Parliament sends 3 bills to President Mugabe for assent

Charles Mabhena

The Speaker of the National Assembly Jacob Mudenda has given notice in the Government Gazette announcing that three bills have been sent to President Robert Mugabe’s office for his assent to become law, as stated by section 131(5)(b) of the Constitution.

The Finance and the Appropriation bills were sent to the President on 2 March, while the Reserve Bank of Zimbabwe bills was transmitted to His Excellence on 7 March 2017.

The Finance Bill, seeks to make further provisions for the revenues and public funds for Zimbabwe and to provide for matters connected thereto, while the Appropriation Bill is to apply a sum of money for the service of Zimbabwe during the year ending December 2017.

The Reserve Bank of Zimbabwe Bill seeks to amend RBZ Act (Chapter 22:15) to allow for the issuing of the Bond Notes, all the three bills are equally critical, and should be treated as such.

Despite all the bills being classified as urgent, they are all yet to be gazetted as Acts.

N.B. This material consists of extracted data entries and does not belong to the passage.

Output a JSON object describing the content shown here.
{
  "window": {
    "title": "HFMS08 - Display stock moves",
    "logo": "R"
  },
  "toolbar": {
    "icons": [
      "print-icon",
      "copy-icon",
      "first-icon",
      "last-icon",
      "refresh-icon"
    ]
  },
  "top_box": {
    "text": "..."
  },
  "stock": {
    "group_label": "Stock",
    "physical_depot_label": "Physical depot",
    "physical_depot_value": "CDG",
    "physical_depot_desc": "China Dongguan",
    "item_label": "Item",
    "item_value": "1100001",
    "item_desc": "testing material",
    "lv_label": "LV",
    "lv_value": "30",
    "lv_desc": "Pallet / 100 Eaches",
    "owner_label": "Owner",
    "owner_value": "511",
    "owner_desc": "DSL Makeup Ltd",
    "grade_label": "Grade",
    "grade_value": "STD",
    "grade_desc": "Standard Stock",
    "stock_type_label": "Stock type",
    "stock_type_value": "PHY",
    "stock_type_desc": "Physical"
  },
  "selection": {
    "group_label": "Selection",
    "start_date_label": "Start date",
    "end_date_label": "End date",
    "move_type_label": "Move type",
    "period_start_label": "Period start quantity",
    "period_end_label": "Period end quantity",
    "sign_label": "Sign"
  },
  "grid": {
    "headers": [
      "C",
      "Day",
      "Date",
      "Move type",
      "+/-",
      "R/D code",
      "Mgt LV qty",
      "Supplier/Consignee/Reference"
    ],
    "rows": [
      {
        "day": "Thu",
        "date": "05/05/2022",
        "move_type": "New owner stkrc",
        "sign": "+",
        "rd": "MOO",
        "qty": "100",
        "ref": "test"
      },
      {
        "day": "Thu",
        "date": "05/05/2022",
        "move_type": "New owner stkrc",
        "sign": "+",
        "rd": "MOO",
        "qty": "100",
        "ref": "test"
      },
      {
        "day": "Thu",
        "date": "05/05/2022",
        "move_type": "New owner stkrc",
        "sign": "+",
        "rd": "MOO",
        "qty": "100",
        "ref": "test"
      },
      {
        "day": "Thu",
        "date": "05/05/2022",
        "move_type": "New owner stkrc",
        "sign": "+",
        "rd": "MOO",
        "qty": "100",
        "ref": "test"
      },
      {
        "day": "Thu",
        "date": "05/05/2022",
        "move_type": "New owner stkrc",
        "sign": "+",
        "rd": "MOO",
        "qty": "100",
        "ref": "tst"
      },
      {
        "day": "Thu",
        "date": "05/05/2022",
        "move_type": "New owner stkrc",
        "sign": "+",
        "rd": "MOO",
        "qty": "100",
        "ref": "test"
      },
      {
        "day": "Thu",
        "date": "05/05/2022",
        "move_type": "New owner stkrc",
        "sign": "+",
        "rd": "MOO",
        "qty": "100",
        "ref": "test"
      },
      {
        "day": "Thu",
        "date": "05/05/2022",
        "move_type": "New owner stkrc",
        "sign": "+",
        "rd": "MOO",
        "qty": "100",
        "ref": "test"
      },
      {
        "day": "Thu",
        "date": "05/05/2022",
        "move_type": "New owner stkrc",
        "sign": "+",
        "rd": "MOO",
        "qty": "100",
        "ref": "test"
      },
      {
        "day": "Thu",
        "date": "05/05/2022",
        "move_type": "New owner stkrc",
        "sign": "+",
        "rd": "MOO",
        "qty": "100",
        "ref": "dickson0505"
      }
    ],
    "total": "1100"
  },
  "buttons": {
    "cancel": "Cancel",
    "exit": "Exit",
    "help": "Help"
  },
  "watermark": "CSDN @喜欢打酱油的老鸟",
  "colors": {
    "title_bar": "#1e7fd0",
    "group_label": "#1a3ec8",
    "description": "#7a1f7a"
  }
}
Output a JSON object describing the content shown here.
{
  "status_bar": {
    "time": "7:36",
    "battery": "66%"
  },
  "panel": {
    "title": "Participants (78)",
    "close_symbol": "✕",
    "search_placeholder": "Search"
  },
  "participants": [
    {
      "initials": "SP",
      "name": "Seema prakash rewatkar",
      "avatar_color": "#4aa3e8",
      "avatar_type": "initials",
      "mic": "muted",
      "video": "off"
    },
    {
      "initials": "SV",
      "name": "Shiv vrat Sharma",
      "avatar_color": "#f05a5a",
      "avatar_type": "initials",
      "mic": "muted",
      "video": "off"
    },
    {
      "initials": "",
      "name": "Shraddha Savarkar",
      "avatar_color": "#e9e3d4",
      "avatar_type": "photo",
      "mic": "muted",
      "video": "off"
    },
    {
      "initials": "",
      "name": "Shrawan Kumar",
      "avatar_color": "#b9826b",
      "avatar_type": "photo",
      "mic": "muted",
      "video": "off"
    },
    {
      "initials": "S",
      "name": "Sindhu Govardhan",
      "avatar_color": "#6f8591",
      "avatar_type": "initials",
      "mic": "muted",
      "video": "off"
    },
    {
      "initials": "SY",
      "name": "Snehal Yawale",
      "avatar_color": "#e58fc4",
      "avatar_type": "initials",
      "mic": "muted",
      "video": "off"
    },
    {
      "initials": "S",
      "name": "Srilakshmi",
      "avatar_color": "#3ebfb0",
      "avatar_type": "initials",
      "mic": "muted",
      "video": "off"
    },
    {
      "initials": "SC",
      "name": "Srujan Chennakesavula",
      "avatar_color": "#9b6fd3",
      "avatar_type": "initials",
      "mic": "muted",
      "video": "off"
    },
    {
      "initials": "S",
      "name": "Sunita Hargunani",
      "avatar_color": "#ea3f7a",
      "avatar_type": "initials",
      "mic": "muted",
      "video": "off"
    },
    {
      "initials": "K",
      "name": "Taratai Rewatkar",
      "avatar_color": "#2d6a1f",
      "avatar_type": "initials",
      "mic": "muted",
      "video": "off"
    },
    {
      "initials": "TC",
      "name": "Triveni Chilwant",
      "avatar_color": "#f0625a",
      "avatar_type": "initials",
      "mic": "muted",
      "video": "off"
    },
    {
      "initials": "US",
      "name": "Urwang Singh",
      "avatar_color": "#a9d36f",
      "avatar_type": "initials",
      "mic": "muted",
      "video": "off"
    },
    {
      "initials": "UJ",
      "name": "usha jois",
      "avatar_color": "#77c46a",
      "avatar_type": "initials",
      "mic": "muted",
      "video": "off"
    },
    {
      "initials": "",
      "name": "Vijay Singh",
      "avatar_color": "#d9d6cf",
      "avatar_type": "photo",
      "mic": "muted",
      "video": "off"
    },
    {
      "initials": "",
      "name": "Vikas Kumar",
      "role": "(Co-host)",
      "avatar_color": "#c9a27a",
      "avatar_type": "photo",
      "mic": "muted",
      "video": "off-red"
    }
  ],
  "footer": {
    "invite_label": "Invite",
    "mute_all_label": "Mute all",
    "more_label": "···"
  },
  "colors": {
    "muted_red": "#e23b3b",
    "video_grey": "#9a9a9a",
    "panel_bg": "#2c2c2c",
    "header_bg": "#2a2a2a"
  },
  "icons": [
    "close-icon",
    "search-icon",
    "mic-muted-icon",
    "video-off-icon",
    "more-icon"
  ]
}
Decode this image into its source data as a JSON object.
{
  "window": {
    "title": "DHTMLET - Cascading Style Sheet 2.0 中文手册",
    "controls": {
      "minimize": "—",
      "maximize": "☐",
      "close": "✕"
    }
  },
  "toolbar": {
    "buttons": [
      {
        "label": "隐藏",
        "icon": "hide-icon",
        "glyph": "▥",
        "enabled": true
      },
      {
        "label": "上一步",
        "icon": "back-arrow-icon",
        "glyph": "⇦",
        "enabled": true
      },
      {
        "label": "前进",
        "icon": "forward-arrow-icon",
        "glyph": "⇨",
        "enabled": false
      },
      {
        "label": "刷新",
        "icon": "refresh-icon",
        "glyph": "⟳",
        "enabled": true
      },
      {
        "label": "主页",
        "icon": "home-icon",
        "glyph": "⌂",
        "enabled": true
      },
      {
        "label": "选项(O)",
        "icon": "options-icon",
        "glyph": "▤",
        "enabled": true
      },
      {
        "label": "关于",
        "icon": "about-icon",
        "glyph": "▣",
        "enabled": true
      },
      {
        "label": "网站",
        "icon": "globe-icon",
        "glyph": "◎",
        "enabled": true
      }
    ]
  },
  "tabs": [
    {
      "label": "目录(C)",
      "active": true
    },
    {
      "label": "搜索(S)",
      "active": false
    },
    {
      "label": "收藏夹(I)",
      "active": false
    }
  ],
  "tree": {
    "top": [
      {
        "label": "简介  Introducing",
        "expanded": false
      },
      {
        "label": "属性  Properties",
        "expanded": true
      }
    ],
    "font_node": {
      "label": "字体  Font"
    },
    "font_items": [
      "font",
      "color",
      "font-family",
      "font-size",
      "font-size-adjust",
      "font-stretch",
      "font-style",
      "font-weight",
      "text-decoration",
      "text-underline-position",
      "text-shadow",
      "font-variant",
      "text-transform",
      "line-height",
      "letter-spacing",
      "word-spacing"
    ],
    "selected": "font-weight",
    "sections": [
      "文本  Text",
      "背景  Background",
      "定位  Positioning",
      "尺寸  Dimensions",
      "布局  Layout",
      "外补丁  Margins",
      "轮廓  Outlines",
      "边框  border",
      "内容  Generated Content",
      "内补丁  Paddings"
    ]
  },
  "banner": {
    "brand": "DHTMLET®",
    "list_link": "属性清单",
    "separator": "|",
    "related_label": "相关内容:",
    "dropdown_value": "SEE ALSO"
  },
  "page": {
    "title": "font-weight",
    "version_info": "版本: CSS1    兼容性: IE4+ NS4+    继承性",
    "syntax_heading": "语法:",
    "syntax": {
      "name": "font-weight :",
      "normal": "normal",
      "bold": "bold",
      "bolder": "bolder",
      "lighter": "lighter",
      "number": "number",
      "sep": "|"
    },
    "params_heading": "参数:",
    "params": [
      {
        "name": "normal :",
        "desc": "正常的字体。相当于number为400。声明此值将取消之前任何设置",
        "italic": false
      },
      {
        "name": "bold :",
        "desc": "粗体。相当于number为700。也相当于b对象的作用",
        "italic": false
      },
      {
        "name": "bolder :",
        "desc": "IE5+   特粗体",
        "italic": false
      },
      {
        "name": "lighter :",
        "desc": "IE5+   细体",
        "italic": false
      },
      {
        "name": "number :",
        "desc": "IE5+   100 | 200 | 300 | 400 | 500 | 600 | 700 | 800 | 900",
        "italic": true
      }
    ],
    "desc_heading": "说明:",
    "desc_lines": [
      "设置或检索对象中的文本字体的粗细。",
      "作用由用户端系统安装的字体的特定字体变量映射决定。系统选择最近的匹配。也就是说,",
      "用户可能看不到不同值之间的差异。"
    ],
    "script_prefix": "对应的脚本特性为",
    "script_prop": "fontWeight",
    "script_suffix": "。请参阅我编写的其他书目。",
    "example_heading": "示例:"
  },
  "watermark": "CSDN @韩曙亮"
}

Parliamentary watchdog, Veritas Zimbabwe says such delays should be a cause for concern, as has capacity to stall progress.

“Although the President has been out of the country a great deal, this should not be taken as excuse for the delays.

“There has, after all been an Acting President, with full power under the Constitution to assent to and sign the Bills and have them gazetted as Acts,” says the watchdog.

As for the Finance Bill has several provisions backdating tax changes to the 1st January, the delay in those provisions becoming law would cause legal problems.

Mugabe has over the years been accused of running the country as his family business or tuck shop, where his absence from office stalls everything including parliament business. He has treated his deputies as but only ceremonial with no power to make decisions on issues of public importance in his absence. Sometime last year, diplomatic missions were left stranded wanting to present their credentials to the President who was in and out of the country on state and personal visits.